Zunächst konnte ich mit dem Namen ‚Neumann‘ gar nichts anfangen. Ich habe weder von Michael R. Neumann noch von seinem Sohn David M. Neumann jemals gehört. Und einen Neumann-Kaffee habe ich nie getrunken, oder? Jeder kennt Herrn Darboven, der immer so elegant gekleidet ist, oder den ‚Tchibo Mann‘ mit seinem stattlichen Schnauzer (im Gesicht). Aber wer ist Herr Neumann? Nun, es geht um ein Kaffeegroßhandelsunternehmen mit Sitz in Hamburg. Gegründet wurde die Firma 1938 von Hanns R. Neumann in Hamburg und inzwischen ist man rund um den Erdball tätig. Noch immer ausschließlich auf das Produkt Kaffee konzentriert und wahrscheinlich der größte Händler weltweit. Auf der Firmenwebseite konnte ich lesen, dass man noch immer ein Lager im Hamburger Hafen betreibt, wo die Bohnen auch veredelt werden, indem man sie röstet.

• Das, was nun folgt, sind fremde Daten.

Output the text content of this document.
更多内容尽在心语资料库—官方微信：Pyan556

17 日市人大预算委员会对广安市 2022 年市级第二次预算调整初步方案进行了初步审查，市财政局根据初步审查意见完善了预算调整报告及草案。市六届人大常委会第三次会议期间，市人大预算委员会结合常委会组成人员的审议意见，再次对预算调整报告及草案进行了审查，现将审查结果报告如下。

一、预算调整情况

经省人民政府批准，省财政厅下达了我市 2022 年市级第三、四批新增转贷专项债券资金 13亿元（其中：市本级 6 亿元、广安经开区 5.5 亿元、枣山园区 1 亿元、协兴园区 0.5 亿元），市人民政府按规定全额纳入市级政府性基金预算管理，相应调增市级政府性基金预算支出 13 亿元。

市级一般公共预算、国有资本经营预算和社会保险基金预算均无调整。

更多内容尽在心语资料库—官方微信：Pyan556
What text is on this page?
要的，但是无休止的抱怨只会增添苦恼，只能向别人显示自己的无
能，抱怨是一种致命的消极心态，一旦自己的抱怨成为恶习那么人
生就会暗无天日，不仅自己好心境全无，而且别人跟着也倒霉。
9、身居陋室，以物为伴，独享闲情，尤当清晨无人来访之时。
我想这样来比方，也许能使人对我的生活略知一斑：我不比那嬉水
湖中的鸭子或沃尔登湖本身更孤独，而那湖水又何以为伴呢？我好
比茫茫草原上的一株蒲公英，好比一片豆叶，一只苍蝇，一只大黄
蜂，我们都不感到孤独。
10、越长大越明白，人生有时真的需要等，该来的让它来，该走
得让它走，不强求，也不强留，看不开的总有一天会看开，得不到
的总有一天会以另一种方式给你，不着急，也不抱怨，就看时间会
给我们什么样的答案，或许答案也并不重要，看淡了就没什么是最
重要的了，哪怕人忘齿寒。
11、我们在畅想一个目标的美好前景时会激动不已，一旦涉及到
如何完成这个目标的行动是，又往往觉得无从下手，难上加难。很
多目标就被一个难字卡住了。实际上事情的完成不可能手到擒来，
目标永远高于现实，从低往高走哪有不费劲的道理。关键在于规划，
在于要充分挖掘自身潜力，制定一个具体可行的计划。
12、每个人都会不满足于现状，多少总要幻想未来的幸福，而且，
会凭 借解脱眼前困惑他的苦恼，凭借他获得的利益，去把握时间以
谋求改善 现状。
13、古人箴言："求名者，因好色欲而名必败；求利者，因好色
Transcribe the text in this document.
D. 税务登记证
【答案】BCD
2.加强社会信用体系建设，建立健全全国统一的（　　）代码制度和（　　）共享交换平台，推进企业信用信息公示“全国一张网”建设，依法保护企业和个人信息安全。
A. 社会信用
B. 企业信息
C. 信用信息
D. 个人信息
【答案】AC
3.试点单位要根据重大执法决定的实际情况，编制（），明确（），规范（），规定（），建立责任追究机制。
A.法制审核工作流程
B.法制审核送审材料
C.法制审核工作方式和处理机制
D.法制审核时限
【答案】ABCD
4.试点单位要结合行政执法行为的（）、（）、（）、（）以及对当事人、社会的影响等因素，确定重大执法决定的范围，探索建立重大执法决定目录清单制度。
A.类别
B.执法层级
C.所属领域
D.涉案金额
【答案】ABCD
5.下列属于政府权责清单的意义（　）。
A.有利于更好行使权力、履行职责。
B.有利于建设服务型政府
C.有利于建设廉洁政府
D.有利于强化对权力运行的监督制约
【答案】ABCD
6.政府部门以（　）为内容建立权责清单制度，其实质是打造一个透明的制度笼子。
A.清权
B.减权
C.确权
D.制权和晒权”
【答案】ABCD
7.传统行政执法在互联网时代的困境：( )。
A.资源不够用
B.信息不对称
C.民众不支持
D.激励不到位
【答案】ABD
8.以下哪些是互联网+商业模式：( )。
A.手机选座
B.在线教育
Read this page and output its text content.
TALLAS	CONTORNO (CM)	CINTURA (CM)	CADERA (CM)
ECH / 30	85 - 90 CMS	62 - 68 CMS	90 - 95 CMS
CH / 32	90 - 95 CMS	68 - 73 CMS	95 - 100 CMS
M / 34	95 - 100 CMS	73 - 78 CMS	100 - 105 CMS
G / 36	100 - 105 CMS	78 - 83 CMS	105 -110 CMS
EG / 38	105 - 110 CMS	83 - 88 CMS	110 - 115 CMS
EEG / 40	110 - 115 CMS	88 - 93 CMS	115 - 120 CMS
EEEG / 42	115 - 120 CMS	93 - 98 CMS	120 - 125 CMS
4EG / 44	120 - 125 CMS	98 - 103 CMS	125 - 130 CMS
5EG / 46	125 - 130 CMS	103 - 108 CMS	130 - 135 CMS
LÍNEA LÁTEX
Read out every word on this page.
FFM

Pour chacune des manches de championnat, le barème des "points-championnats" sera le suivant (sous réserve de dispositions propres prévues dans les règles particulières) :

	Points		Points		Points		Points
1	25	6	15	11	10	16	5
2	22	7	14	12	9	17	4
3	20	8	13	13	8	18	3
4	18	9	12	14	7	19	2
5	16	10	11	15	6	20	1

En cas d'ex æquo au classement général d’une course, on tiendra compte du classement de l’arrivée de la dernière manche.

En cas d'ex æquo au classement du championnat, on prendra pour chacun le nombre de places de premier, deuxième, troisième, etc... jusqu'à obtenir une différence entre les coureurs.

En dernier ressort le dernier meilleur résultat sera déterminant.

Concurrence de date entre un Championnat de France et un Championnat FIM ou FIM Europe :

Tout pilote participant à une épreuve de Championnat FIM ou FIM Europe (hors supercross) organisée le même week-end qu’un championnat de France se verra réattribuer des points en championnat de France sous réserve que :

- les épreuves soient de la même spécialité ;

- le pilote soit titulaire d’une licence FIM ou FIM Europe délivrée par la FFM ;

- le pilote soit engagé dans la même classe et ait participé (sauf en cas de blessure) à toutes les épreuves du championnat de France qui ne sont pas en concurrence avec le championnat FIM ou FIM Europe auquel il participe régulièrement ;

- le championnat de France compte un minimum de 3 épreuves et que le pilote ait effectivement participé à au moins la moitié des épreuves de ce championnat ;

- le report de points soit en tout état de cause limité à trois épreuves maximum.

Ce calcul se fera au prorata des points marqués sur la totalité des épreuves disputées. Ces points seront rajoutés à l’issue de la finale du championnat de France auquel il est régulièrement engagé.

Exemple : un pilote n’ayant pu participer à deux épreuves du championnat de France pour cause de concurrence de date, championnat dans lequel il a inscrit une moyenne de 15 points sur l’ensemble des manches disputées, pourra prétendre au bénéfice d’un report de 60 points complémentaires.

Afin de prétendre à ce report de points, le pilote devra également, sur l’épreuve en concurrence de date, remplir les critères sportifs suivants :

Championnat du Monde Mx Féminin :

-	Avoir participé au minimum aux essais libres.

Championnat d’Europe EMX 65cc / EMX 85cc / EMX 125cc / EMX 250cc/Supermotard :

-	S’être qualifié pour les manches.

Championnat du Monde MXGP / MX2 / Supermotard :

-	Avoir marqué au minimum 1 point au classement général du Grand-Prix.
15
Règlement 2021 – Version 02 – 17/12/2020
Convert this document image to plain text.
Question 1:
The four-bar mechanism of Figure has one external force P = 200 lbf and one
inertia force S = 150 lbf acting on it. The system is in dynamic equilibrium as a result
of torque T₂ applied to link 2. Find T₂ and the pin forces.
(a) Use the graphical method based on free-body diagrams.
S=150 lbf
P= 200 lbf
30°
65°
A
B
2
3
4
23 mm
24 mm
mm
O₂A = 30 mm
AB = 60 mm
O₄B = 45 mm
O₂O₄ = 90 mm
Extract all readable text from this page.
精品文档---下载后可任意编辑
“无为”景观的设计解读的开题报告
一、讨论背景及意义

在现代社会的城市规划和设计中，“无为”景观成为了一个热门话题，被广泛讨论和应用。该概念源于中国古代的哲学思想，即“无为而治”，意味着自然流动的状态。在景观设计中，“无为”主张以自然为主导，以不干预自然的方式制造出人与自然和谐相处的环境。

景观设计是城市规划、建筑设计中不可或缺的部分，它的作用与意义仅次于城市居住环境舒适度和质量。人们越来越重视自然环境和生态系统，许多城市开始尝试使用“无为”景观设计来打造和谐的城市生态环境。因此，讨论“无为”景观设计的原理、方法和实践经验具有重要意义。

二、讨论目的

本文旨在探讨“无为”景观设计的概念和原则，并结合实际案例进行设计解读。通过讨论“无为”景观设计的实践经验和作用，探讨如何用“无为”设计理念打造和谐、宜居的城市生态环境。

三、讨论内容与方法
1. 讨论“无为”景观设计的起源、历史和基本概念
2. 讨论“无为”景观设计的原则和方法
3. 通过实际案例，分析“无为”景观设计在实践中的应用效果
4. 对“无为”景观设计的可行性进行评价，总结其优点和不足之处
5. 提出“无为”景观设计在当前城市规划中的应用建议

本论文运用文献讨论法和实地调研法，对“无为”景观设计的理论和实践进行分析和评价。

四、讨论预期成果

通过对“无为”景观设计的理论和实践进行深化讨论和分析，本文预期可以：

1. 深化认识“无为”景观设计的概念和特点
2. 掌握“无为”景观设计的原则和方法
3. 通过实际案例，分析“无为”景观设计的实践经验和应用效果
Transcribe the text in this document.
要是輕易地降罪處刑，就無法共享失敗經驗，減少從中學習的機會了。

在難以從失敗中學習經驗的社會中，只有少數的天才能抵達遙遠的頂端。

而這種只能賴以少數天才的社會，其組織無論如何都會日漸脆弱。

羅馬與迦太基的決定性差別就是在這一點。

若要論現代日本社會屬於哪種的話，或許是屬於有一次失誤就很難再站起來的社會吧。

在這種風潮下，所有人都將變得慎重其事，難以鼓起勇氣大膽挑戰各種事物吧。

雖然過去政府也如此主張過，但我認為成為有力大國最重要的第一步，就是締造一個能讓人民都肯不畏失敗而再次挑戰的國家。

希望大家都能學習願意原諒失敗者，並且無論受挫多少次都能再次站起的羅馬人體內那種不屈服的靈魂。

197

Der Kaffeehandel war und ist ein klassisches Geschäft in der Hamburger Speicherstadt. Neben Kakao, Tabak, Gewürzen und dem direkten Konkurrenten Tee, gehört die braune Bohne zum Standardsortiment des Freihafens. Die Produkte hatten einen langen Weg, denn alle wurden in der Dritten Welt geerntet. Bei uns konnte man sie dann im ‚Kolonialwaren Geschäft‘ kaufen. Die Arbeitsbedingungen in den Herkunftsländern waren nicht gut. Darunter leiden die Firmen bis heute, weil man ihnen gerne Ausbeutung vorwirft. Damit sieht sich wohl auch die NKG konfrontiert und hat reagiert. Es wurde eine Stiftung gegründet und Aufklärung betrieben. Wer heute mit diesen Produkten sein Geld verdient, muss sich ethische Regeln geben, sie befolgen und vor allem auch publik machen. Dazu dient vermutlich auch das Kunstwerk der bronzenen Kaffeebohne. Sobald man nämlich näher herantritt, sieht man die vielen Botschaften, die rundherum eingeritzt wurden. Alles, was es zum Kaffee zu sagen gibt, ist dort zu finden. Von der chemischen Formel bis zur Bach-Kaffee-Kantate. Aber auch das Versprechen stets ‚cooperative‘, ‚responsible‘ oder ‚proactive‘ zu handeln. Ein bunter Katalog, den ich studierte, indem ich gleich mehrfach die Bohne umrundete. Schließlich entdeckte ich dann auch noch zwei Namen. Sie waren tief unten, relativ klein zu lesen: „Michael R. Neumann, Hamburg 2009“ und „Lotte Ranft“, die Künstlerin, die das Werk geschaffen hat. Damit hatte ich den roten Faden gefunden und konnte dann alles Weitere im Internet recherchieren.